Link: https://lore.kernel.org/CANP3RGfRaYwve_xgxH6Tp2zenzKn2-DjZ9tg023WVzfdJF3p_w@mail.gmail.com
Signed-off-by: Jakub Kicinski <kuba@kernel.org>
---
v2:
 - move the pointer recalc
v1: https://lore.kernel.org/20260319234531.3022634-1-kuba@kernel.org

CC: maze@google.com
CC: willemdebruijn.kernel@gmail.com

CC: ast@kernel.org
CC: daniel@iogearbox.net
CC: andrii@kernel.org
CC: martin.lau@linux.dev
CC: eddyz87@gmail.com
CC: song@kernel.org
CC: yonghong.song@linux.dev
CC: john.fastabend@gmail.com
CC: kpsingh@kernel.org
CC: sdf@fomichev.me
CC: haoluo@google.com
CC: jolsa@kernel.org
CC: bpf@vger.kernel.org
---
 net/core/filter.c | 50 +++++++++++++++++++++++++----------------------
 1 file changed, 27 insertions(+), 23 deletions(-)

diff --git a/net/core/filter.c b/net/core/filter.c
index 78b548158fb0..8a352257656e 100644
--- a/net/core/filter.c
+++ b/net/core/filter.c
@@ -3257,13 +3257,6 @@ static const struct bpf_func_proto bpf_skb_vlan_pop_proto = {
 	.arg1_type      = ARG_PTR_TO_CTX,
 };
 
-static void bpf_skb_change_protocol(struct sk_buff *skb, u16 proto)
-{
-	skb->protocol = htons(proto);
-	if (skb_valid_dst(skb))
-		skb_dst_drop(skb);
-}
-
 static int bpf_skb_generic_push(struct sk_buff *skb, u32 off, u32 len)
 {
 	/* Caller already did skb_cow() with meta_len+len as headroom,
@@ -3362,7 +3355,7 @@ static int bpf_skb_proto_4_to_6(struct sk_buff *skb)
 		shinfo->gso_type |=  SKB_GSO_DODGY;
 	}
 
-	bpf_skb_change_protocol(skb, ETH_P_IPV6);
+	skb->protocol = htons(ETH_P_IPV6);
 	skb_clear_hash(skb);
 
 	return 0;
@@ -3393,7 +3386,7 @@ static int bpf_skb_proto_6_to_4(struct sk_buff *skb)
 		shinfo->gso_type |=  SKB_GSO_DODGY;
 	}
 
-	bpf_skb_change_protocol(skb, ETH_P_IP);
+	skb->protocol = htons(ETH_P_IP);
 	skb_clear_hash(skb);
 
 	return 0;
@@ -3441,7 +3434,13 @@ BPF_CALL_3(bpf_skb_change_proto, struct sk_buff *, skb, __be16, proto,
 	 */
 	ret = bpf_skb_proto_xlat(skb, proto);
 	bpf_compute_data_pointers(skb);
-	return ret;
+	if (ret)
+		return ret;
+
+	if (skb_valid_dst(skb))
+		skb_dst_drop(skb);
+
+	return 0;
 }
 
 static const struct bpf_func_proto bpf_skb_change_proto_proto = {
@@ -3583,12 +3582,13 @@ static int bpf_skb_net_grow(struct sk_buff *skb, u32 off, u32 len_diff,
 		}
 
 		/* Match skb->protocol to new outer l3 protocol */
-		if (skb->protocol == htons(ETH_P_IP) &&
-		    flags & BPF_F_ADJ_ROOM_ENCAP_L3_IPV6)

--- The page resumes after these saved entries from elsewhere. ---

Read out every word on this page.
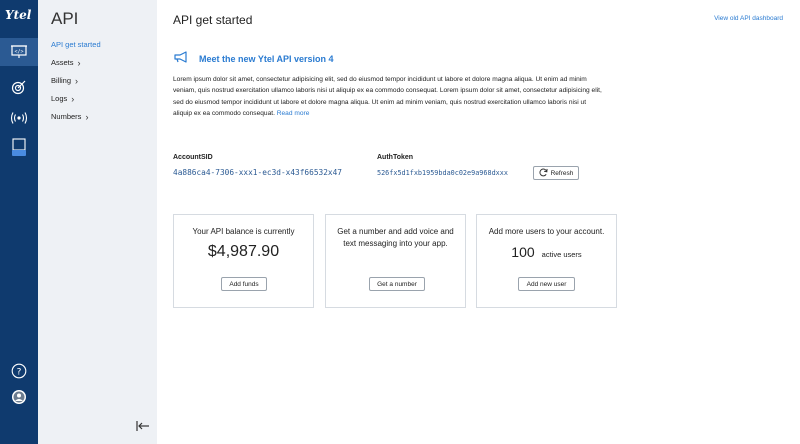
Ytel
</>
?
API
API get started
Assets ›
Billing ›
Logs ›
Numbers ›
API get started	View old API dashboard
Meet the new Ytel API version 4

Lorem ipsum dolor sit amet, consectetur adipisicing elit, sed do eiusmod tempor incididunt ut labore et dolore magna aliqua. Ut enim ad minim veniam, quis nostrud exercitation ullamco laboris nisi ut aliquip ex ea commodo consequat. Lorem ipsum dolor sit amet, consectetur adipisicing elit, sed do eiusmod tempor incididunt ut labore et dolore magna aliqua. Ut enim ad minim veniam, quis nostrud exercitation ullamco laboris nisi ut aliquip ex ea commodo consequat. Read more

AccountSID
4a886ca4-7306-xxx1-ec3d-x43f66532x47
AuthToken
526fx5d1fxb1959bda0c02e9a968dxxx	Refresh
Your API balance is currently
$4,987.90
Add funds
Get a number and add voice and
text messaging into your app.
Get a number
Add more users to your account.
100 active users
Add new user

-			bpf_skb_change_protocol(skb, ETH_P_IPV6);
-		else if (skb->protocol == htons(ETH_P_IPV6) &&
-			 flags & BPF_F_ADJ_ROOM_ENCAP_L3_IPV4)
-			bpf_skb_change_protocol(skb, ETH_P_IP);
+		if (flags & BPF_F_ADJ_ROOM_ENCAP_L3_IPV6)

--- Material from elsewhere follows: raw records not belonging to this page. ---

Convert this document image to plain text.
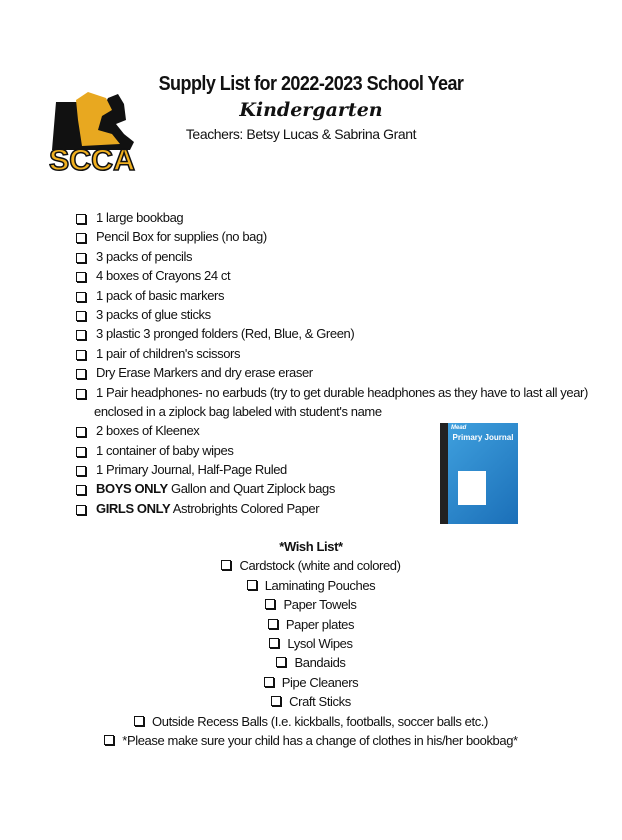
SCCA
Supply List for 2022-2023 School Year
Kindergarten
Teachers: Betsy Lucas & Sabrina Grant
1 large bookbag
Pencil Box for supplies (no bag)
3 packs of pencils
4 boxes of Crayons 24 ct
1 pack of basic markers
3 packs of glue sticks
3 plastic 3 pronged folders (Red, Blue, & Green)
1 pair of children's scissors
Dry Erase Markers and dry erase eraser
1 Pair headphones- no earbuds (try to get durable headphones as they have to last all year)
enclosed in a ziplock bag labeled with student's name
2 boxes of Kleenex
1 container of baby wipes
1 Primary Journal, Half-Page Ruled
BOYS ONLY Gallon and Quart Ziplock bags
GIRLS ONLY Astrobrights Colored Paper
Mead
Primary Journal
*Wish List*
Cardstock (white and colored)
Laminating Pouches
Paper Towels
Paper plates
Lysol Wipes
Bandaids
Pipe Cleaners
Craft Sticks
Outside Recess Balls (I.e. kickballs, footballs, soccer balls etc.)
*Please make sure your child has a change of clothes in his/her bookbag*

+			skb->protocol = htons(ETH_P_IPV6);
+		else if (flags & BPF_F_ADJ_ROOM_ENCAP_L3_IPV4)
+			skb->protocol = htons(ETH_P_IP);
+
+		if (skb_valid_dst(skb))
+			skb_dst_drop(skb);
 	}
 
 	if (skb_is_gso(skb)) {
@@ -3616,6 +3616,7 @@ static int bpf_skb_net_grow(struct sk_buff *skb, u32 off, u32 len_diff,
 static int bpf_skb_net_shrink(struct sk_buff *skb, u32 off, u32 len_diff,
 			      u64 flags)
 {
+	bool decap = flags & BPF_F_ADJ_ROOM_DECAP_L3_MASK;
 	int ret;
 
 	if (unlikely(flags & ~(BPF_F_ADJ_ROOM_FIXED_GSO |
@@ -3638,13 +3639,16 @@ static int bpf_skb_net_shrink(struct sk_buff *skb, u32 off, u32 len_diff,
 	if (unlikely(ret < 0))
 		return ret;
 
-	/* Match skb->protocol to new outer l3 protocol */
-	if (skb->protocol == htons(ETH_P_IP) &&
-	    flags & BPF_F_ADJ_ROOM_DECAP_L3_IPV6)
-		bpf_skb_change_protocol(skb, ETH_P_IPV6);
-	else if (skb->protocol == htons(ETH_P_IPV6) &&
-		 flags & BPF_F_ADJ_ROOM_DECAP_L3_IPV4)
-		bpf_skb_change_protocol(skb, ETH_P_IP);
+	if (decap) {
+		/* Match skb->protocol to new outer l3 protocol */
+		if (flags & BPF_F_ADJ_ROOM_DECAP_L3_IPV6)
+			skb->protocol = htons(ETH_P_IPV6);
+		else if (flags & BPF_F_ADJ_ROOM_DECAP_L3_IPV4)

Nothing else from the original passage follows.